De plus, la BDC travaille à mettre en place un cadre de reporting spécifique pour ces investissements. Cela permettra un suivi transparent tout en rassurant les parties prenantes sur le respect des valeurs canadiennes.
- Renforcement de la souveraineté technologique nationale
- Création d'emplois qualifiés dans des secteurs stratégiques
- Positionnement du Canada comme acteur crédible en défense tech
- Attractivité accrue pour les talents et les investisseurs étrangers
Les défis et questions qui restent en suspens
Malgré l'enthousiasme, cette ouverture soulève aussi des interrogations.
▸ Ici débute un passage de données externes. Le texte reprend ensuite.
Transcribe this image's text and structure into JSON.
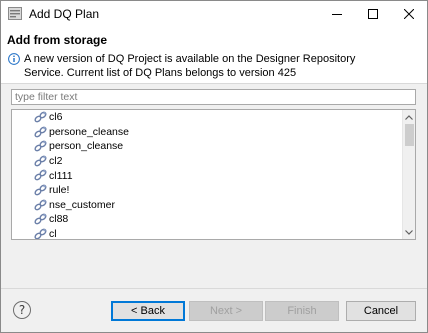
{
  "window": {
    "title": "Add DQ Plan"
  },
  "header": {
    "title": "Add from storage",
    "info_line_1": "A new version of DQ Project is available on the Designer Repository",
    "info_line_2": "Service. Current list of DQ Plans belongs to version 425"
  },
  "filter": {
    "placeholder": "type filter text",
    "value": ""
  },
  "list": {
    "items": [
      {
        "label": "cl6"
      },
      {
        "label": "persone_cleanse"
      },
      {
        "label": "person_cleanse"
      },
      {
        "label": "cl2"
      },
      {
        "label": "cl111"
      },
      {
        "label": "rule!"
      },
      {
        "label": "nse_customer"
      },
      {
        "label": "cl88"
      },
      {
        "label": "cl"
      }
    ]
  },
  "buttons": {
    "help": "?",
    "back": "< Back",
    "next": "Next >",
    "finish": "Finish",
    "cancel": "Cancel"
  },
  "icons": {
    "app": "dq-plan-icon",
    "info": "info-icon",
    "plan": "plan-link-icon"
  },
  "colors": {
    "focus_border": "#0078d7",
    "info_blue": "#1f6fc6",
    "plan_icon": "#6b7fa8"
  }
}
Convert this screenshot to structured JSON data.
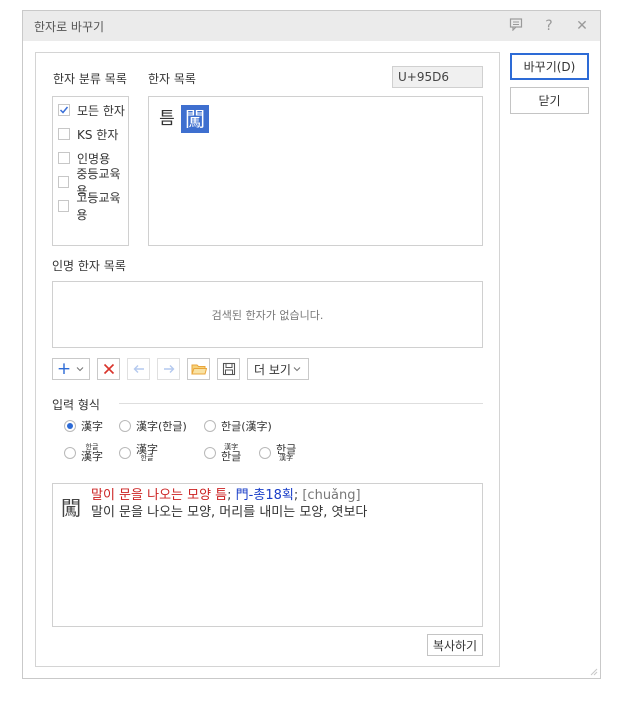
{
  "dialog": {
    "title": "한자로 바꾸기",
    "titlebar_icons": [
      "comment-icon",
      "help-icon",
      "close-icon"
    ],
    "help_glyph": "?",
    "close_glyph": "✕"
  },
  "category": {
    "label": "한자 분류 목록",
    "items": [
      {
        "label": "모든 한자",
        "checked": true
      },
      {
        "label": "KS 한자",
        "checked": false
      },
      {
        "label": "인명용",
        "checked": false
      },
      {
        "label": "중등교육용",
        "checked": false
      },
      {
        "label": "고등교육용",
        "checked": false
      }
    ]
  },
  "hanja_list": {
    "label": "한자 목록",
    "code": "U+95D6",
    "items": [
      "틈",
      "闖"
    ],
    "selected_index": 1
  },
  "name_list": {
    "label": "인명 한자 목록",
    "empty_text": "검색된 한자가 없습니다."
  },
  "toolbar": {
    "add": "+",
    "view_label": "더 보기"
  },
  "input_format": {
    "label": "입력 형식",
    "row1": [
      {
        "label": "漢字",
        "selected": true
      },
      {
        "label": "漢字(한글)",
        "selected": false
      },
      {
        "label": "한글(漢字)",
        "selected": false
      }
    ],
    "row2": [
      {
        "top": "한글",
        "bottom": "漢字"
      },
      {
        "top": "漢字",
        "bottom": "한글"
      },
      {
        "top": "漢字",
        "bottom": "한글"
      },
      {
        "top": "한글",
        "bottom": "漢字"
      }
    ]
  },
  "detail": {
    "hanja": "闖",
    "meaning_red": "말이 문을 나오는 모양 틈",
    "sep1": ";",
    "radical_blue": "門-총18획",
    "sep2": ";",
    "pinyin": "[chuǎng]",
    "line2": "말이 문을 나오는 모양, 머리를 내미는 모양, 엿보다"
  },
  "buttons": {
    "copy": "복사하기",
    "convert": "바꾸기(D)",
    "close": "닫기"
  },
  "colors": {
    "accent": "#2d6bd6",
    "selected_bg": "#3e6fcf",
    "meaning_red": "#cc2222",
    "radical_blue": "#1a3ec8",
    "delete_red": "#d9342b",
    "folder_orange": "#e9a53b"
  }
}
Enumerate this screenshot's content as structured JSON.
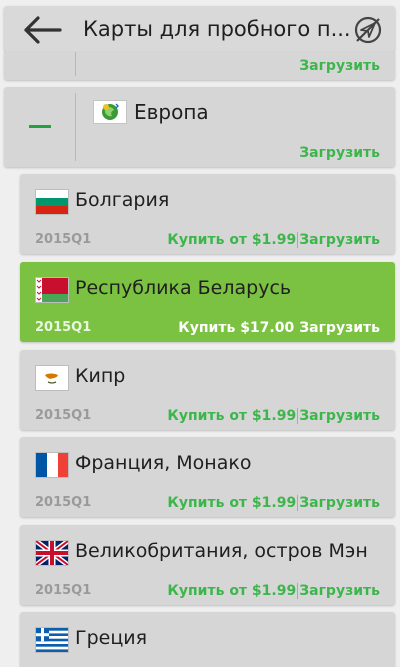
{
  "header": {
    "title": "Карты для пробного п...",
    "back_icon": "arrow-left-icon",
    "gps_icon": "gps-off-icon"
  },
  "partial_item": {
    "download_label": "Загрузить"
  },
  "region": {
    "name": "Европа",
    "icon": "globe-europe-icon",
    "download_label": "Загрузить",
    "collapse_icon": "minus-icon"
  },
  "colors": {
    "accent_green": "#3cb64b",
    "selected_bg": "#7cc242",
    "card_bg": "#d6d6d6"
  },
  "countries": [
    {
      "name": "Болгария",
      "version": "2015Q1",
      "buy_label": "Купить от $1.99",
      "download_label": "Загрузить",
      "flag": "flag-bulgaria-icon"
    },
    {
      "name": "Республика Беларусь",
      "version": "2015Q1",
      "buy_label": "Купить $17.00",
      "download_label": "Загрузить",
      "flag": "flag-belarus-icon",
      "selected": true
    },
    {
      "name": "Кипр",
      "version": "2015Q1",
      "buy_label": "Купить от $1.99",
      "download_label": "Загрузить",
      "flag": "flag-cyprus-icon"
    },
    {
      "name": "Франция, Монако",
      "version": "2015Q1",
      "buy_label": "Купить от $1.99",
      "download_label": "Загрузить",
      "flag": "flag-france-icon"
    },
    {
      "name": "Великобритания, остров Мэн",
      "version": "2015Q1",
      "buy_label": "Купить от $1.99",
      "download_label": "Загрузить",
      "flag": "flag-uk-icon"
    },
    {
      "name": "Греция",
      "flag": "flag-greece-icon"
    }
  ]
}
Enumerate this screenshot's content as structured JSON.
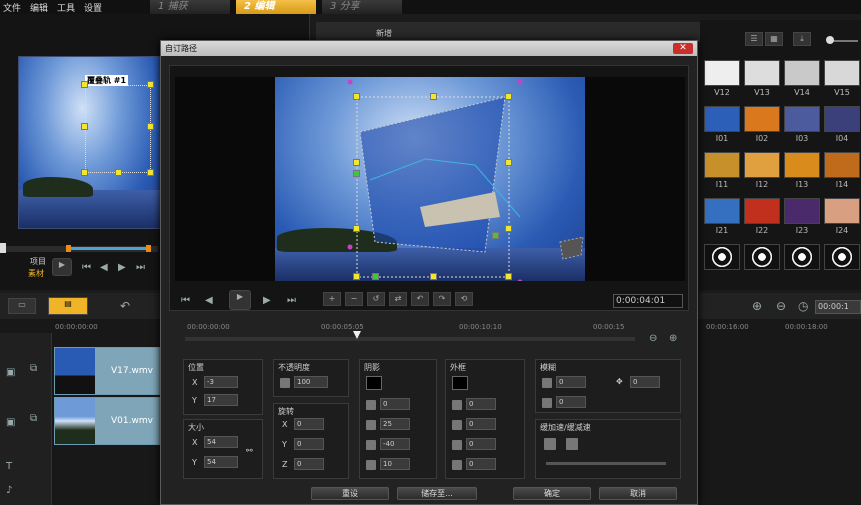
{
  "menu": [
    "文件",
    "编辑",
    "工具",
    "设置"
  ],
  "steps": [
    {
      "num": "1",
      "label": "捕获"
    },
    {
      "num": "2",
      "label": "编辑"
    },
    {
      "num": "3",
      "label": "分享"
    }
  ],
  "left_preview": {
    "track_label": "覆叠轨 #1",
    "project_label": "项目",
    "clip_label": "素材"
  },
  "library": {
    "thumb_labels": [
      "V12",
      "V13",
      "V14",
      "V15",
      "I01",
      "I02",
      "I03",
      "I04",
      "I11",
      "I12",
      "I13",
      "I14",
      "I21",
      "I22",
      "I23",
      "I24"
    ],
    "new_label": "新增"
  },
  "timeline": {
    "ruler": [
      "00:00:00:00",
      "00:00:16:00",
      "00:00:18:00",
      "00:00:1"
    ],
    "clips": [
      "V17.wmv",
      "V01.wmv"
    ]
  },
  "dialog": {
    "title": "自订路径",
    "close": "✕",
    "timecode": "0:00:04:01",
    "ruler": [
      "00:00:00:00",
      "00:00:05:05",
      "00:00:10:10",
      "00:00:15"
    ],
    "position": {
      "label": "位置",
      "x": "-3",
      "y": "17"
    },
    "size": {
      "label": "大小",
      "x": "54",
      "y": "54"
    },
    "opacity": {
      "label": "不透明度",
      "value": "100"
    },
    "rotation": {
      "label": "旋转",
      "x": "0",
      "y": "0",
      "z": "0"
    },
    "shadow": {
      "label": "阴影",
      "v1": "0",
      "v2": "25",
      "v3": "-40",
      "v4": "10"
    },
    "border": {
      "label": "外框",
      "v1": "0",
      "v2": "0",
      "v3": "0",
      "v4": "0"
    },
    "blur": {
      "label": "模糊",
      "v1": "0",
      "v2": "0",
      "v3": "0"
    },
    "easing": {
      "label": "缓加速/缓减速"
    },
    "buttons": [
      "重设",
      "储存至...",
      "确定",
      "取消"
    ]
  },
  "colors": {
    "accent": "#f0b429",
    "clip": "#7fa6b8",
    "handle_yellow": "#f4e531",
    "handle_green": "#3fc63a"
  }
}
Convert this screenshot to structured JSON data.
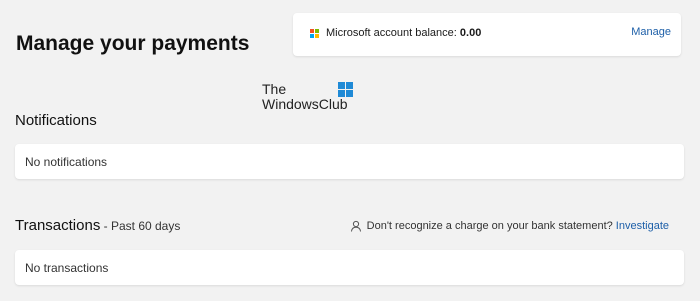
{
  "header": {
    "title": "Manage your payments"
  },
  "balance": {
    "label": "Microsoft account balance: ",
    "value": "0.00",
    "manage_label": "Manage",
    "icon": "microsoft-logo-icon",
    "logo_colors": [
      "#f25022",
      "#7fba00",
      "#00a4ef",
      "#ffb900"
    ]
  },
  "watermark": {
    "line1": "The",
    "line2": "WindowsClub"
  },
  "notifications": {
    "heading": "Notifications",
    "empty_text": "No notifications"
  },
  "transactions": {
    "heading": "Transactions",
    "subheading": " - Past 60 days",
    "help_text": "Don't recognize a charge on your bank statement? ",
    "help_link": "Investigate",
    "help_icon": "person-icon",
    "empty_text": "No transactions"
  },
  "colors": {
    "background": "#f2f2f2",
    "card": "#ffffff",
    "link": "#1d5fa8"
  }
}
Comment équilibrer innovation militaire et engagements éthiques ? La diligence renforcée demandée suffira-t-elle à éviter les dérives ?
Certains observateurs s'inquiètent d'une possible militarisation excessive de l'écosystème startup. D'autres, au contraire, y voient une nécessité géopolitique dans un monde de plus en plus instable.
La concurrence internationale est féroce. Les États-Unis, avec des initiatives comme DARPA ou In-Q-Tel, investissent massivement depuis longtemps dans la défense tech. Israël, le Royaume-Uni ou la France ont aussi des écosystèmes matures. Le Canada a du retard à combler, mais dispose d'un avantage : sa réputation de partenaire fiable et respectueux des normes internationales.
Vers une nouvelle ère pour l'innovation canadienne
En résumé, cette décision de la BDC marque un tournant. Elle reflète une prise de conscience collective : dans le contexte actuel, la défense n'est plus un sujet tabou pour l'innovation. Au contraire, elle devient un levier stratégique pour la croissance économique et la sécurité nationale.
Les prochains mois seront décisifs. La mise en place du nouveau programme d'un milliard, le lancement du fonds dédié, l'arrivée des premiers investissements : autant de signaux à surveiller.
Pour les entrepreneurs, c'est une opportunité historique de transformer leurs technologies en actifs stratégiques pour le pays. Pour les investisseurs, un nouveau terrain de jeu s'ouvre, avec ses risques mais aussi ses potentiels rendements élevés.
Le Canada, longtemps perçu comme un acteur modéré sur la scène internationale, semble prêt à affirmer une ambition plus affirmée. Et les startups, une fois de plus, seront au cœur de cette transformation.
Reste à voir comment l'écosystème saisira cette chance. Une chose est sûre : l'année 2026 pourrait bien marquer l'émergence d'un véritable pôle canadien de défense tech, soutenu par des capitaux publics et privés alignés sur une vision commune.